Hello!
We are using the Ignore tags function to avoid indexing of menus and navigation. This is working well on manually started walks, but after a scheduled rewalk (type=New) the previously ignored sections (menus & navigation) reappear in the search index.
I suspect there may be something wrong with the scheduled rewalks since they are very fast:
"Last complete walk: 2005-06-02 02:00:34 (took 28 seconds)
Success. 2,075 pages (55,966,859 bytes) (135 errors) (641 duplicates)"
A scheduled rewalk will only refresh those pages that are due to be refreshed, which may only be a few depending on your refresh time settings.
There is no difference that we are aware of between the ignore tag behaviour wether a manual or scheduled walk. If you look at the page under List/Edit URLs what does it show in terms of content as well as visited and modified times?
Firstly: Hats off to the Thunderstone support team for your quick response times!
I thought the rewalk type "New" (as opposed to "Refresh") would rebuild the index from scratch, but from what you are saying I gather this is not the case.
We recently added ignore tags to our pages (CMS-based intranet) but the content was still in the index after the scheduled rewalks. The issue seems to be that our added ignore tags ("<!--NOINDEX START--> and <!--NOINDEX END--> didn't cause the search engine to update the index on the scheduled rewalks. A manually started walk forces the index to update all pages, so we'll do that for all profiles.
I still don't quite grasp how the search engine decides if a page should be reindexed or not? Here's some log data and settings from our search server:
-------------------------------
One of the non-updated pages in the List/Edit URLs:
Indexed: 2005-06-01 13:55:43
Modified: 2005-06-01 13:55:43
Last Visit: 2005-06-01 13:55:43
Next Visit: 2005-06-01 14:55:43
The last scheduled rewalk for that profile:
Last complete walk: 2005-06-03 04:00:12 (took 10 seconds)
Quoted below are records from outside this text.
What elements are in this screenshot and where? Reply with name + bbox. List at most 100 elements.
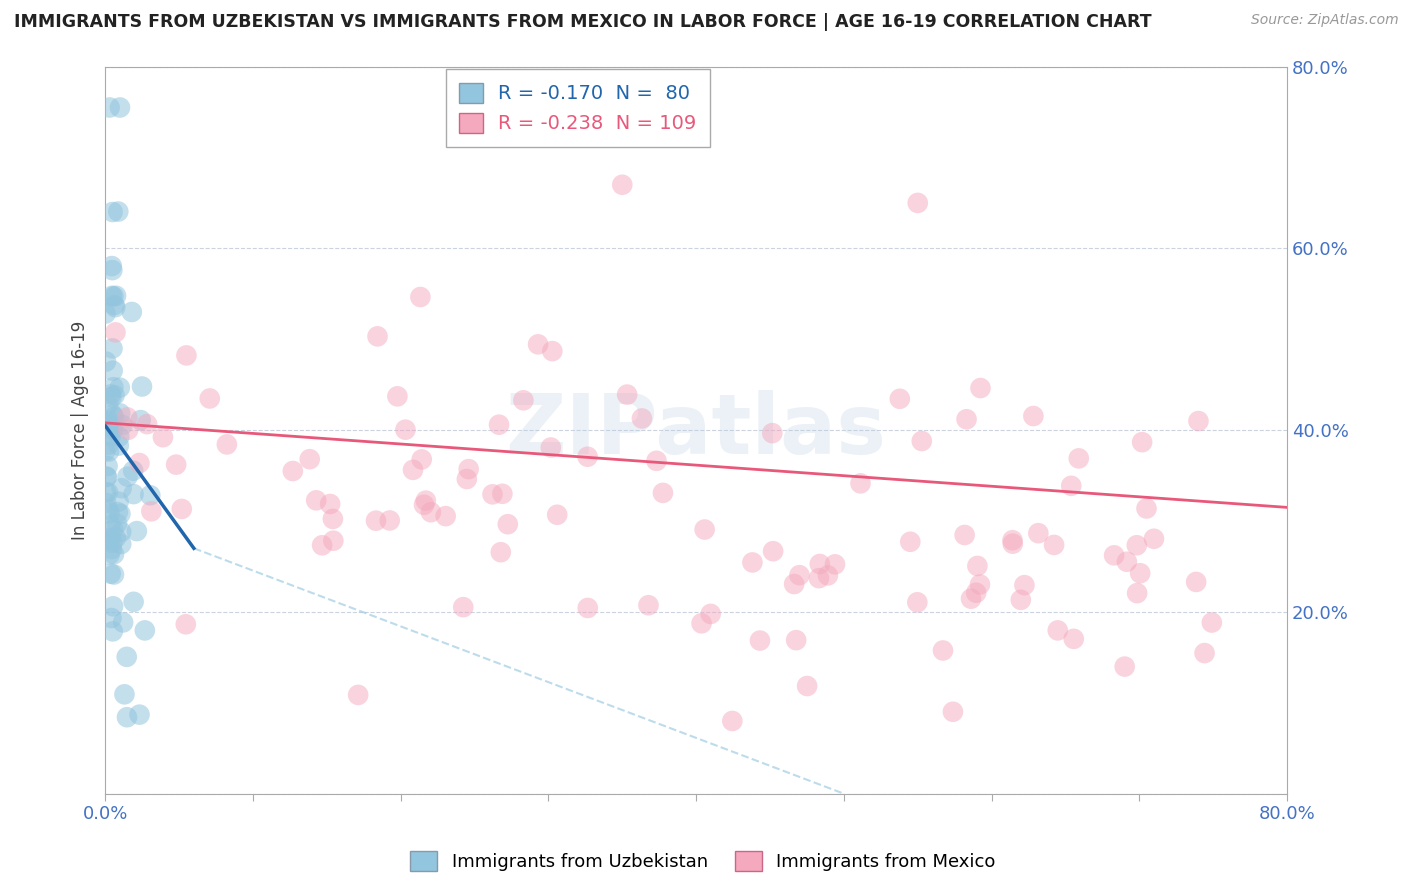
Point <box>105 289 128 303</box>
Point <box>125 524 148 538</box>
Point <box>100 542 122 557</box>
Point <box>690 616 713 631</box>
Point <box>107 204 129 219</box>
Point <box>576 601 599 615</box>
Point <box>112 615 135 630</box>
Point <box>512 393 534 408</box>
Point <box>527 337 550 351</box>
Point <box>367 329 389 343</box>
Point <box>110 537 132 551</box>
Point <box>1063 632 1085 646</box>
Point <box>911 434 934 448</box>
Point <box>122 487 145 501</box>
Point <box>136 417 159 431</box>
Point <box>741 556 763 570</box>
Point <box>101 624 124 639</box>
Point <box>496 517 519 532</box>
Point <box>849 476 872 491</box>
Point <box>817 568 839 582</box>
Point <box>174 617 197 632</box>
Point <box>413 498 436 512</box>
Point <box>434 509 457 524</box>
Point <box>969 381 991 395</box>
Point <box>101 259 124 273</box>
Point <box>98 548 121 562</box>
Point <box>100 390 122 404</box>
Point <box>122 595 145 609</box>
Point <box>889 392 911 406</box>
Point <box>1115 555 1137 569</box>
Point <box>693 523 716 537</box>
Point <box>612 178 634 192</box>
Point <box>319 497 342 511</box>
Text: Source: ZipAtlas.com: Source: ZipAtlas.com <box>1251 13 1399 28</box>
Point <box>305 493 328 508</box>
Point <box>103 289 125 303</box>
Point <box>134 624 156 638</box>
Point <box>97 437 120 451</box>
Point <box>103 409 125 424</box>
Point <box>97 458 120 473</box>
Point <box>100 566 122 581</box>
Point <box>456 472 478 486</box>
Point <box>98 506 121 520</box>
Point <box>1046 624 1069 638</box>
Point <box>117 469 139 483</box>
Point <box>103 547 125 561</box>
Point <box>347 688 370 702</box>
Point <box>1187 414 1209 428</box>
Point <box>1130 435 1153 450</box>
Point <box>966 558 988 573</box>
Point <box>141 504 163 518</box>
Point <box>824 558 846 572</box>
Point <box>101 422 124 436</box>
Point <box>96 417 118 431</box>
Point <box>761 426 783 441</box>
Point <box>419 505 441 519</box>
Point <box>105 516 128 531</box>
Point <box>942 705 965 719</box>
Point <box>807 571 830 585</box>
Point <box>97 397 120 411</box>
Point <box>1185 574 1208 589</box>
Point <box>785 633 807 648</box>
Point <box>322 533 344 548</box>
Point <box>1043 538 1066 552</box>
Point <box>699 607 721 621</box>
Point <box>1135 501 1157 516</box>
Point <box>789 568 811 582</box>
Point <box>115 710 138 724</box>
Point <box>129 413 152 427</box>
Point <box>322 512 344 526</box>
Y-axis label: In Labor Force | Age 16-19: In Labor Force | Age 16-19 <box>72 320 89 540</box>
Point <box>121 305 143 319</box>
Legend: R = -0.170  N =  80, R = -0.238  N = 109: R = -0.170 N = 80, R = -0.238 N = 109 <box>446 69 710 147</box>
Point <box>98 518 121 533</box>
Point <box>298 452 321 467</box>
Point <box>101 289 124 303</box>
Point <box>215 437 238 451</box>
Point <box>128 456 150 470</box>
Point <box>652 486 675 500</box>
Point <box>1067 451 1090 466</box>
Point <box>110 524 132 539</box>
Point <box>117 423 139 437</box>
Point <box>114 687 136 701</box>
Point <box>364 514 387 528</box>
Point <box>104 388 127 402</box>
Point <box>762 544 785 558</box>
Point <box>131 379 153 393</box>
Point <box>139 488 162 502</box>
Point <box>541 344 564 359</box>
Point <box>100 418 122 433</box>
Point <box>616 387 638 401</box>
Point <box>451 600 474 615</box>
Point <box>100 429 122 443</box>
Point <box>1060 479 1083 493</box>
Point <box>108 101 131 115</box>
Point <box>107 494 129 508</box>
Point <box>489 545 512 559</box>
Point <box>409 290 432 304</box>
Point <box>110 507 132 521</box>
Point <box>103 298 125 312</box>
Success. 657 pages (11,837,072 bytes) (35 errors) (248 duplicates)
Default Refresh Time: 1 hour
Minimum Refresh Time: 1 minute
Maximum Refresh Time: 90 days
--------------------------------------
10 seconds to rewalk 657 pages seems a bit too quick to me - apparently the search engine isn't revisiting the pages, so how does it decide wether the page should be reindexed?
What can we do to make sure that pages will be reindexed when the content has been updated, without putting unnecessary load on the involved servers? Meta tags? Changed settings?
A "new" walk does refetch and reindex everything. But all scheduled walks are "refresh" regardless of mode setting.
Initially all pages will have default refresh time setting. Upon refresh every page that's due will be checked, using if-mod-since if the server supports it. The refresh time will be adjusted up or down depending on whether it changed or not so that frequently changing pages will ultimately get refreshed more often and rarely changing pages will get refreshed less often. If you scroll down in the walk status you should be able to get a better idea of how much was refreshed in the most recent cycle. The refresh can't know what changed without asking about everything, hence the above strategy.